Il mal francese?

Non è una novità interpretare quanto avviene all’estero come un oroscopo sul futuro della nostra politica. Figurarsi nel caso delle elezioni francesi con la vittoria, discutibile, del Front National della Le Pen a cui dice di ispirarsi Salvini, onnipresente in talk show e media elettronici o stampati che siano. Peraltro qualcosa di simile ha fatto la sinistra quando il vento di Blair e compagni sembrava gonfiare le sue vele (o anche quando vinse Hollande alle presidenziali francesi), così come il centro destra cercò di intestarsi vittorie di forze supposte analoghe ad esso in Germania, Francia e Gran Bretagna.

Naturalmente si tratta sempre di propaganda politica che ha uno scarso se non nullo radicamento nella realtà, perché se c’è un fenomeno che risponde ad un complesso di peculiarità nazionali non ripetibili altrove queste sono le tornate elettorali. Nel caso specifico, cioè il successo del Front National alle regionali francese, per valutarne la portata sarà bene attendere il risultato delle urne al secondo turno, perché solo allora si vedrà se effettivamente la formazione della Le Pen sarà stata in grado di aggiudicarsi una vittoria e si potrà stabilirne i termini.

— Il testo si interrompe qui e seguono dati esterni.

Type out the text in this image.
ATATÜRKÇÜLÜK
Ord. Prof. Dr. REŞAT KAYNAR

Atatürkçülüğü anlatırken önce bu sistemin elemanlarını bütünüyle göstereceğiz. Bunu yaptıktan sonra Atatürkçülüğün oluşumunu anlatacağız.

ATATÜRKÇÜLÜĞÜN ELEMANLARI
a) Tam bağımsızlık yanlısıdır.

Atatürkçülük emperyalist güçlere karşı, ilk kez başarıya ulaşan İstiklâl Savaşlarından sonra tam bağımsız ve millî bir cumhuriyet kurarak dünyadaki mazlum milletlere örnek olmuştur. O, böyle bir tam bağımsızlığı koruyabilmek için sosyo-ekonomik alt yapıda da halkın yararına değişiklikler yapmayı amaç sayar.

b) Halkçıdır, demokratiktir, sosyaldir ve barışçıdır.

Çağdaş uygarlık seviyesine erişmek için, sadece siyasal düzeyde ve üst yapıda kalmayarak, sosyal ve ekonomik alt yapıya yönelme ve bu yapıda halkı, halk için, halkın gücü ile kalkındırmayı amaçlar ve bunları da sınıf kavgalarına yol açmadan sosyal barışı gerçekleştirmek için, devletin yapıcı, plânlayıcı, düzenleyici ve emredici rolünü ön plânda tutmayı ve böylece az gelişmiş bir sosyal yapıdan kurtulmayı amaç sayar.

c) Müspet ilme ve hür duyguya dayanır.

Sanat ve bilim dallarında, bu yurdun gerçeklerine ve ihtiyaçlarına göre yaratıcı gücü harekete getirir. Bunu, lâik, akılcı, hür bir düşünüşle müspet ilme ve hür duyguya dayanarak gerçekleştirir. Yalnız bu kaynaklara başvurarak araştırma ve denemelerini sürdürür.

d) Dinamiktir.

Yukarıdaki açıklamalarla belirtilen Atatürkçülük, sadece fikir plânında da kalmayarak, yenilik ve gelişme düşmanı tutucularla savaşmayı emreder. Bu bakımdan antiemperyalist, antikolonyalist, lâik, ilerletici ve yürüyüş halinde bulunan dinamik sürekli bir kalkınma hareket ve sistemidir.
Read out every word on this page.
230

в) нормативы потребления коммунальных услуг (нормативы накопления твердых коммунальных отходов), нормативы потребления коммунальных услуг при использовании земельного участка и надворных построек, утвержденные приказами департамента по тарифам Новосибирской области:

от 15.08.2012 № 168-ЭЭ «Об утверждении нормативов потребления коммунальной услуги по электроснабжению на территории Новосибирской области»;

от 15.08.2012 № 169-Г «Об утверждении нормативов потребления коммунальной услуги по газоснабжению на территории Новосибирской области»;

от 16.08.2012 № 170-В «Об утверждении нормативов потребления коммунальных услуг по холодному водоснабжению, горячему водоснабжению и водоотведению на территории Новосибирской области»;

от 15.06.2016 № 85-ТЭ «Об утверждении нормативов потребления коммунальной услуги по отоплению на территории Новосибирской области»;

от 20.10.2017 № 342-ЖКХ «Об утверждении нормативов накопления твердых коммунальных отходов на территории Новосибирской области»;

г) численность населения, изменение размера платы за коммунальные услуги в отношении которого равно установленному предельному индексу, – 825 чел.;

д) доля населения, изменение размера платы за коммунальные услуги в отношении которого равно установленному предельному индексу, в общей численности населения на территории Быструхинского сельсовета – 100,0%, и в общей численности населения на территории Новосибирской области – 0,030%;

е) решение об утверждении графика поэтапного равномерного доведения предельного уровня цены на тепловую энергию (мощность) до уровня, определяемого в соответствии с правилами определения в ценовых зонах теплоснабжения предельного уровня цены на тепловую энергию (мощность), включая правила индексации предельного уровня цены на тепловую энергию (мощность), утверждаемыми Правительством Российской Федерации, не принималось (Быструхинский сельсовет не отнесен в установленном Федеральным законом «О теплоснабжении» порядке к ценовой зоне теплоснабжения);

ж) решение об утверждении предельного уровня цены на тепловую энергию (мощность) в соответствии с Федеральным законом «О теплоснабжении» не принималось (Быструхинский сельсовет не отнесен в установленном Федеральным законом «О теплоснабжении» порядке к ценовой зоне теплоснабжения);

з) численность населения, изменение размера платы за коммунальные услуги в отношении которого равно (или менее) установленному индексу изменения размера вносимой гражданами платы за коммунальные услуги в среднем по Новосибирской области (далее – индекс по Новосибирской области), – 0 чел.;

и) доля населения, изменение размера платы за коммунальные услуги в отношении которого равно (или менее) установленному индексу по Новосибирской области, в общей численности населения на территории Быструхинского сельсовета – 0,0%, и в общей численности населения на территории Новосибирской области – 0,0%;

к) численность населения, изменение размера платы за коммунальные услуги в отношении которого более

Quel che al momento appare interessante è il carattere tripolare che grosso modo interessa la politica francese: rozzamente, ma non infondatamente si può dire che le tre componenti si equivalgono, ciascuna intorno al 30% dei consensi. Anche la sinistra è grosso modo su quelle dimensioni, non fosse che è divisa fra il 23/24% dei socialisti e il restante 6-7% che va a formazioni radicali varie. Questa divisione indebolisce la sinistra più delle altre due componenti, e questo non è un fatto marginale. La sostanza che sembra intravvedersi è che sempre più si marcia verso il tramonto delle tradizionali “famiglie politiche”: il Front National non è la vecchia estrema destra, Sarkozy non è l’erede di De Gaulle e neppure del moderatismo francese, Hollande e il suo partito non sono in grado di far continuare a vivere il socialismo di Mitterand.

E’ questo il punto di maggior contatto della vicenda francese con il panorama politico italiano: anche noi siamo tripolari, sebbene nel nostro caso la disgregazione domini sia nel centrodestra che nel centrosinistra, mentre il terzo polo è dato da una forza totalmente nuova e senza legami col passato come è il Movimento Cinque Stelle.

La rapida crescita di quest’ultimo, almeno a stare ai sondaggi (di cui è sempre bene tenere un conto relativo), è un fenomeno interessante ed anomalo. Gli ex grillini (ex, perché ormai Grillo non li tiene più in pugno come in passato) stanno crescendo molto sul versante della politica parlamentare, cioè di quella da cui non dovevano farsi contaminare, mentre rimangono più che deboli sul terreno della politica locale. Il caso di Milano in cui hanno candidato una signora che, a meno di incredibili sorprese, non sembra proprio dotata dell’appeal per conquistare quella città, ma anche il caso di Bologna, dove per fare spazio ad un capo locale rinunciano di fatto alla possibilità di sfidare un sindaco uscente del PD che non è esattamente un gigante politico (e che è indebolito da una fronda di estrema sinistra piuttosto aggressiva), mostrano una carenza di capacità di produrre una classe politica che vada oltre la raccolta dei malumori verso l’attuale assetto del potere.

C’è da chiedersi come mai il maggior contendente, cioè il PD, non riesca a trarre beneficio dalla seria sfida a cui è sottoposta la sua egemonia. In genere, a fronte di queste condizioni si mettono da parte le lotte intestine nella consapevolezza che prima bisogna tenere il campo e che si penserà solo a vittoria ottenuta a regolare i conti interni.

Il centrodestra in questa fase sembra avere assunto la posizione del terzo che gode dello scontro fra i due litiganti. Certo Salvini non sta con le mani in mano, ma si preoccupa più di consolidare la sua quota allargata di consensi che non di ampliarla per cercare la vittoria elettorale: probabilmente capisce che è rimasto prigioniero del suo estremismo verbale, sicché retrocedere su quel punto non gli farebbe guadagnare molti consensi moderati, mentre farebbe allontanare le solide schiere forgiate dal suo verbo populista.

Insomma gli eventi francesi andrebbero letti più come stimolo a riflettere su come siamo ridotti noi che non come oroscopo sul nostro futuro.